Ao centralizar informações, o sistema permite mapear a presença de animais domésticos e apoiar a elaboração de políticas públicas. A proposta é que a ferramenta funcione como um instrumento de planejamento para programas de castração, identificação e prevenção de doenças.
Outro uso importante do cadastro é a ajuda em casos de desaparecimento. Com a identificação gerada pelo sistema, aumentam as chances de o tutor ser localizado se o animal for encontrado por outra pessoa.
O registro é feito diretamente no site do SinPatinhas e exige login com a conta gov.br. Depois do acesso, o tutor informa os dados solicitados e inclui uma foto do animal.
Concluída a etapa de preenchimento, o sistema gera um QR Code associado ao cadastro do pet. Esse código pode ser impresso e fixado na coleira, funcionando como um identificador rápido em situações do dia a dia, especialmente quando o animal se perde.
Entre os pets já incluídos no banco nacional há cães e gatos com nomes bastante comuns no país, como Luna, Amora e Thor, registrados por tutores espalhados pelo território brasileiro.
O QR Code disponibilizado pelo SinPatinhas foi pensado como uma forma prática de identificação. Ao ser colocado na coleira, o código permite que uma pessoa que encontre o animal possa acessar as informações vinculadas ao registro, facilitando o contato e a devolução ao tutor.
Na prática, a medida funciona como uma camada adicional de segurança, principalmente em ambientes urbanos, onde fugas e perdas são mais frequentes.
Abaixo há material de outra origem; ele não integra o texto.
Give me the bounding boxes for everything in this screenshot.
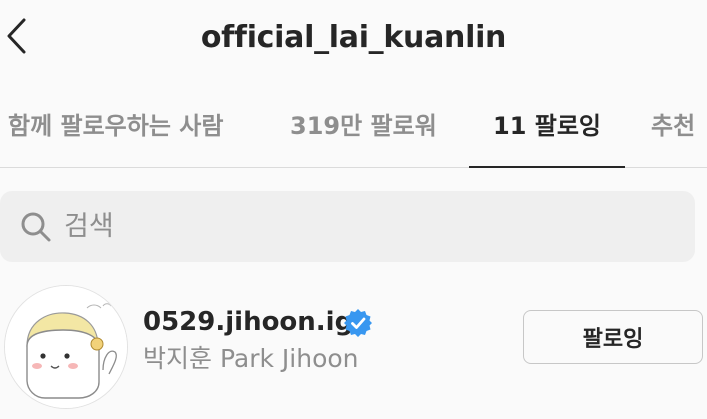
page-title: official_lai_kuanlin [200,20,507,55]
search-input[interactable] [64,205,664,247]
list-item[interactable]: 0529.jihoon.ig 박지훈 Park Jihoon 팔로잉 [0,280,707,419]
avatar-illustration-icon [5,286,127,408]
tab-followers[interactable]: 319만 팔로워 [290,109,437,143]
top-nav-bar: official_lai_kuanlin [0,0,707,80]
following-button[interactable]: 팔로잉 [523,310,703,364]
active-tab-indicator [469,166,625,168]
tab-mutual-followers[interactable]: 함께 팔로우하는 사람 [8,109,223,143]
tab-following[interactable]: 11 팔로잉 [493,109,601,143]
search-bar[interactable] [0,191,695,262]
username[interactable]: 0529.jihoon.ig [143,305,353,339]
search-icon [21,212,51,242]
follow-tabs: 함께 팔로우하는 사람 319만 팔로워 11 팔로잉 추천 [0,95,707,168]
avatar[interactable] [4,285,128,409]
tab-suggested[interactable]: 추천 [651,109,695,143]
full-name: 박지훈 Park Jihoon [143,344,359,373]
verified-badge-icon [344,309,372,337]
A ferramenta também pode complementar outras estratégias de identificação, como plaquinhas tradicionais e microchips, quando disponíveis.
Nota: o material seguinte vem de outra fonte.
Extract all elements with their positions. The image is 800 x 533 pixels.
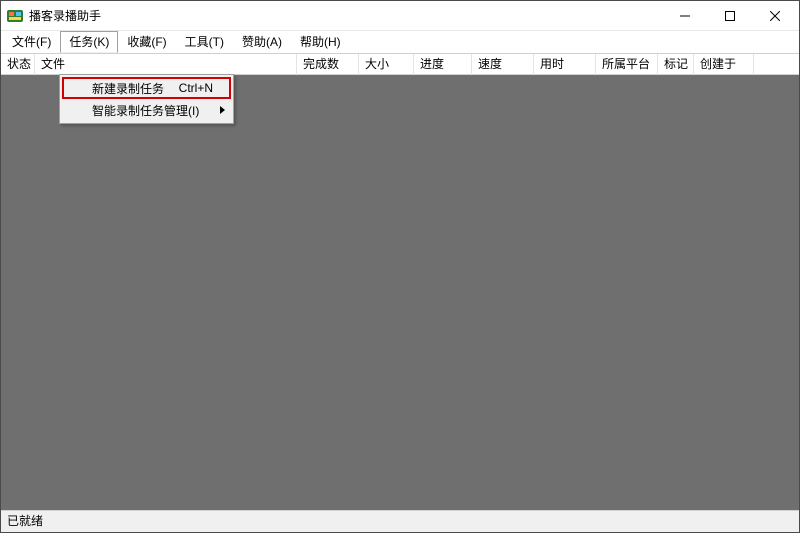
column-header[interactable]: 速度	[472, 54, 534, 75]
menu-tools[interactable]: 工具(T)	[176, 31, 233, 53]
menu-item-accel: Ctrl+N	[179, 81, 213, 95]
statusbar: 已就绪	[1, 510, 799, 532]
app-icon	[7, 8, 23, 24]
column-header[interactable]: 标记	[658, 54, 694, 75]
column-header[interactable]: 大小	[359, 54, 414, 75]
menu-task[interactable]: 任务(K)	[60, 31, 118, 53]
menu-sponsor[interactable]: 赞助(A)	[233, 31, 291, 53]
menu-favorites[interactable]: 收藏(F)	[118, 31, 175, 53]
menu-help[interactable]: 帮助(H)	[291, 31, 350, 53]
menubar: 文件(F) 任务(K) 收藏(F) 工具(T) 赞助(A) 帮助(H)	[1, 31, 799, 53]
column-header[interactable]: 状态	[1, 54, 35, 75]
content-area: 新建录制任务 Ctrl+N 智能录制任务管理(I)	[1, 75, 799, 510]
column-header[interactable]: 所属平台	[596, 54, 658, 75]
titlebar: 播客录播助手	[1, 1, 799, 31]
close-button[interactable]	[752, 2, 797, 30]
menu-item-label: 新建录制任务	[92, 80, 179, 97]
column-header[interactable]: 用时	[534, 54, 596, 75]
maximize-button[interactable]	[707, 2, 752, 30]
menu-item-label: 智能录制任务管理(I)	[92, 102, 213, 119]
column-header[interactable]: 进度	[414, 54, 472, 75]
minimize-button[interactable]	[662, 2, 707, 30]
task-menu-dropdown: 新建录制任务 Ctrl+N 智能录制任务管理(I)	[59, 74, 234, 124]
menu-item-new-record-task[interactable]: 新建录制任务 Ctrl+N	[62, 77, 231, 99]
column-headers: 状态文件完成数大小进度速度用时所属平台标记创建于	[1, 53, 799, 75]
window-title: 播客录播助手	[29, 7, 101, 24]
status-text: 已就绪	[7, 514, 43, 528]
column-header[interactable]: 文件	[35, 54, 297, 75]
column-header[interactable]: 创建于	[694, 54, 754, 75]
chevron-right-icon	[220, 106, 225, 114]
menu-item-smart-record-manage[interactable]: 智能录制任务管理(I)	[62, 99, 231, 121]
column-header[interactable]: 完成数	[297, 54, 359, 75]
menu-file[interactable]: 文件(F)	[3, 31, 60, 53]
Além do uso individual pelos tutores, o governo pretende empregar as informações reunidas para orientar decisões e ações voltadas ao bem-estar animal. A leitura desses dados pode contribuir para identificar regiões com maior necessidade de campanhas de castração e de programas de saúde preventiva.
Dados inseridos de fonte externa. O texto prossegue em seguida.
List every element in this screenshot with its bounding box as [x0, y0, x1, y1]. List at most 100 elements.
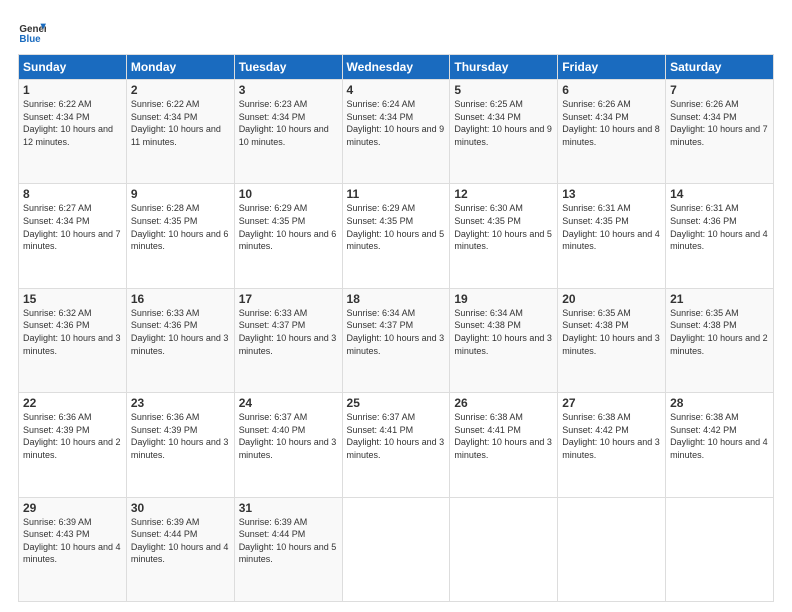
- day-info: Sunrise: 6:27 AMSunset: 4:34 PMDaylight:…: [23, 203, 121, 251]
- day-number: 14: [670, 187, 769, 201]
- day-header-friday: Friday: [558, 55, 666, 80]
- day-header-saturday: Saturday: [666, 55, 774, 80]
- day-number: 31: [239, 501, 338, 515]
- day-header-thursday: Thursday: [450, 55, 558, 80]
- calendar-cell: 17 Sunrise: 6:33 AMSunset: 4:37 PMDaylig…: [234, 288, 342, 392]
- calendar-cell: 16 Sunrise: 6:33 AMSunset: 4:36 PMDaylig…: [126, 288, 234, 392]
- calendar-cell: 19 Sunrise: 6:34 AMSunset: 4:38 PMDaylig…: [450, 288, 558, 392]
- day-info: Sunrise: 6:37 AMSunset: 4:40 PMDaylight:…: [239, 412, 337, 460]
- day-info: Sunrise: 6:33 AMSunset: 4:37 PMDaylight:…: [239, 308, 337, 356]
- calendar-cell: 9 Sunrise: 6:28 AMSunset: 4:35 PMDayligh…: [126, 184, 234, 288]
- calendar-cell: [450, 497, 558, 601]
- calendar-cell: 20 Sunrise: 6:35 AMSunset: 4:38 PMDaylig…: [558, 288, 666, 392]
- day-number: 26: [454, 396, 553, 410]
- day-info: Sunrise: 6:35 AMSunset: 4:38 PMDaylight:…: [670, 308, 768, 356]
- day-number: 10: [239, 187, 338, 201]
- day-number: 22: [23, 396, 122, 410]
- day-header-monday: Monday: [126, 55, 234, 80]
- day-info: Sunrise: 6:38 AMSunset: 4:42 PMDaylight:…: [670, 412, 768, 460]
- day-info: Sunrise: 6:25 AMSunset: 4:34 PMDaylight:…: [454, 99, 552, 147]
- day-number: 5: [454, 83, 553, 97]
- day-number: 13: [562, 187, 661, 201]
- calendar-cell: 25 Sunrise: 6:37 AMSunset: 4:41 PMDaylig…: [342, 393, 450, 497]
- day-number: 29: [23, 501, 122, 515]
- day-info: Sunrise: 6:34 AMSunset: 4:38 PMDaylight:…: [454, 308, 552, 356]
- day-number: 19: [454, 292, 553, 306]
- day-info: Sunrise: 6:38 AMSunset: 4:41 PMDaylight:…: [454, 412, 552, 460]
- day-number: 9: [131, 187, 230, 201]
- day-info: Sunrise: 6:23 AMSunset: 4:34 PMDaylight:…: [239, 99, 329, 147]
- calendar-cell: 1 Sunrise: 6:22 AMSunset: 4:34 PMDayligh…: [19, 80, 127, 184]
- calendar-cell: [666, 497, 774, 601]
- day-number: 18: [347, 292, 446, 306]
- day-number: 24: [239, 396, 338, 410]
- day-number: 25: [347, 396, 446, 410]
- day-header-sunday: Sunday: [19, 55, 127, 80]
- calendar-cell: 11 Sunrise: 6:29 AMSunset: 4:35 PMDaylig…: [342, 184, 450, 288]
- calendar-cell: 31 Sunrise: 6:39 AMSunset: 4:44 PMDaylig…: [234, 497, 342, 601]
- calendar-cell: 29 Sunrise: 6:39 AMSunset: 4:43 PMDaylig…: [19, 497, 127, 601]
- day-number: 3: [239, 83, 338, 97]
- day-info: Sunrise: 6:35 AMSunset: 4:38 PMDaylight:…: [562, 308, 660, 356]
- calendar-cell: 14 Sunrise: 6:31 AMSunset: 4:36 PMDaylig…: [666, 184, 774, 288]
- day-info: Sunrise: 6:32 AMSunset: 4:36 PMDaylight:…: [23, 308, 121, 356]
- day-number: 4: [347, 83, 446, 97]
- day-info: Sunrise: 6:24 AMSunset: 4:34 PMDaylight:…: [347, 99, 445, 147]
- day-info: Sunrise: 6:33 AMSunset: 4:36 PMDaylight:…: [131, 308, 229, 356]
- day-number: 30: [131, 501, 230, 515]
- day-info: Sunrise: 6:36 AMSunset: 4:39 PMDaylight:…: [23, 412, 121, 460]
- day-number: 17: [239, 292, 338, 306]
- day-header-wednesday: Wednesday: [342, 55, 450, 80]
- day-info: Sunrise: 6:36 AMSunset: 4:39 PMDaylight:…: [131, 412, 229, 460]
- day-number: 15: [23, 292, 122, 306]
- svg-text:Blue: Blue: [19, 34, 41, 45]
- calendar-cell: 8 Sunrise: 6:27 AMSunset: 4:34 PMDayligh…: [19, 184, 127, 288]
- day-info: Sunrise: 6:29 AMSunset: 4:35 PMDaylight:…: [347, 203, 445, 251]
- day-info: Sunrise: 6:39 AMSunset: 4:44 PMDaylight:…: [239, 517, 337, 565]
- calendar-cell: 7 Sunrise: 6:26 AMSunset: 4:34 PMDayligh…: [666, 80, 774, 184]
- calendar-cell: 12 Sunrise: 6:30 AMSunset: 4:35 PMDaylig…: [450, 184, 558, 288]
- day-number: 27: [562, 396, 661, 410]
- calendar-cell: 26 Sunrise: 6:38 AMSunset: 4:41 PMDaylig…: [450, 393, 558, 497]
- day-header-tuesday: Tuesday: [234, 55, 342, 80]
- calendar-cell: 28 Sunrise: 6:38 AMSunset: 4:42 PMDaylig…: [666, 393, 774, 497]
- calendar-cell: 3 Sunrise: 6:23 AMSunset: 4:34 PMDayligh…: [234, 80, 342, 184]
- calendar-cell: 18 Sunrise: 6:34 AMSunset: 4:37 PMDaylig…: [342, 288, 450, 392]
- calendar-cell: 24 Sunrise: 6:37 AMSunset: 4:40 PMDaylig…: [234, 393, 342, 497]
- day-info: Sunrise: 6:26 AMSunset: 4:34 PMDaylight:…: [670, 99, 768, 147]
- day-info: Sunrise: 6:34 AMSunset: 4:37 PMDaylight:…: [347, 308, 445, 356]
- day-number: 8: [23, 187, 122, 201]
- day-info: Sunrise: 6:22 AMSunset: 4:34 PMDaylight:…: [131, 99, 221, 147]
- day-number: 23: [131, 396, 230, 410]
- calendar-cell: [558, 497, 666, 601]
- logo: General Blue: [18, 18, 48, 46]
- day-info: Sunrise: 6:38 AMSunset: 4:42 PMDaylight:…: [562, 412, 660, 460]
- day-info: Sunrise: 6:31 AMSunset: 4:35 PMDaylight:…: [562, 203, 660, 251]
- day-number: 12: [454, 187, 553, 201]
- logo-icon: General Blue: [18, 18, 46, 46]
- calendar-cell: 5 Sunrise: 6:25 AMSunset: 4:34 PMDayligh…: [450, 80, 558, 184]
- day-info: Sunrise: 6:22 AMSunset: 4:34 PMDaylight:…: [23, 99, 113, 147]
- day-number: 28: [670, 396, 769, 410]
- calendar-cell: 6 Sunrise: 6:26 AMSunset: 4:34 PMDayligh…: [558, 80, 666, 184]
- calendar: SundayMondayTuesdayWednesdayThursdayFrid…: [18, 54, 774, 602]
- day-info: Sunrise: 6:39 AMSunset: 4:44 PMDaylight:…: [131, 517, 229, 565]
- day-info: Sunrise: 6:26 AMSunset: 4:34 PMDaylight:…: [562, 99, 660, 147]
- calendar-cell: 30 Sunrise: 6:39 AMSunset: 4:44 PMDaylig…: [126, 497, 234, 601]
- calendar-cell: 22 Sunrise: 6:36 AMSunset: 4:39 PMDaylig…: [19, 393, 127, 497]
- calendar-cell: 15 Sunrise: 6:32 AMSunset: 4:36 PMDaylig…: [19, 288, 127, 392]
- day-number: 7: [670, 83, 769, 97]
- day-info: Sunrise: 6:39 AMSunset: 4:43 PMDaylight:…: [23, 517, 121, 565]
- day-info: Sunrise: 6:31 AMSunset: 4:36 PMDaylight:…: [670, 203, 768, 251]
- day-number: 20: [562, 292, 661, 306]
- day-number: 16: [131, 292, 230, 306]
- day-number: 6: [562, 83, 661, 97]
- calendar-cell: 21 Sunrise: 6:35 AMSunset: 4:38 PMDaylig…: [666, 288, 774, 392]
- calendar-cell: 23 Sunrise: 6:36 AMSunset: 4:39 PMDaylig…: [126, 393, 234, 497]
- day-info: Sunrise: 6:28 AMSunset: 4:35 PMDaylight:…: [131, 203, 229, 251]
- day-number: 2: [131, 83, 230, 97]
- day-number: 1: [23, 83, 122, 97]
- day-info: Sunrise: 6:29 AMSunset: 4:35 PMDaylight:…: [239, 203, 337, 251]
- day-info: Sunrise: 6:30 AMSunset: 4:35 PMDaylight:…: [454, 203, 552, 251]
- calendar-cell: 13 Sunrise: 6:31 AMSunset: 4:35 PMDaylig…: [558, 184, 666, 288]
A expectativa é que o banco de dados ajude a estruturar políticas públicas mais eficientes e direcionadas, com base em evidências e em um panorama nacional mais consistente sobre a população de cães e gatos.
O Ministério do Meio Ambiente informou que trabalha para ampliar a participação de estabelecimentos e profissionais veterinários no SinPatinhas. A ideia é aumentar o número de clínicas e médicos-veterinários vinculados à plataforma para que procedimentos e informações de saúde possam ser registrados.
Segundo Vanessa Negrini, diretora de direitos animais do Ministério do Meio Ambiente, o plano é fortalecer a rede cadastrada para permitir o lançamento de dados como castração, microchipagem e registro de doenças. Em entrevista ao Jornal Nacional, ela afirmou: “Queremos ampliar a quantidade de estabelecimentos veterinários e médicos veterinários que estão registrados e atuam no SinPatinhas, para que todos possam registrar os procedimentos de castração, microchipagem e o lançamento das doenças”.
Com essa ampliação, o sistema tende a ganhar relevância também como instrumento de acompanhamento sanitário, ajudando a consolidar um histórico de ações que impactam diretamente a saúde e a proteção dos animais.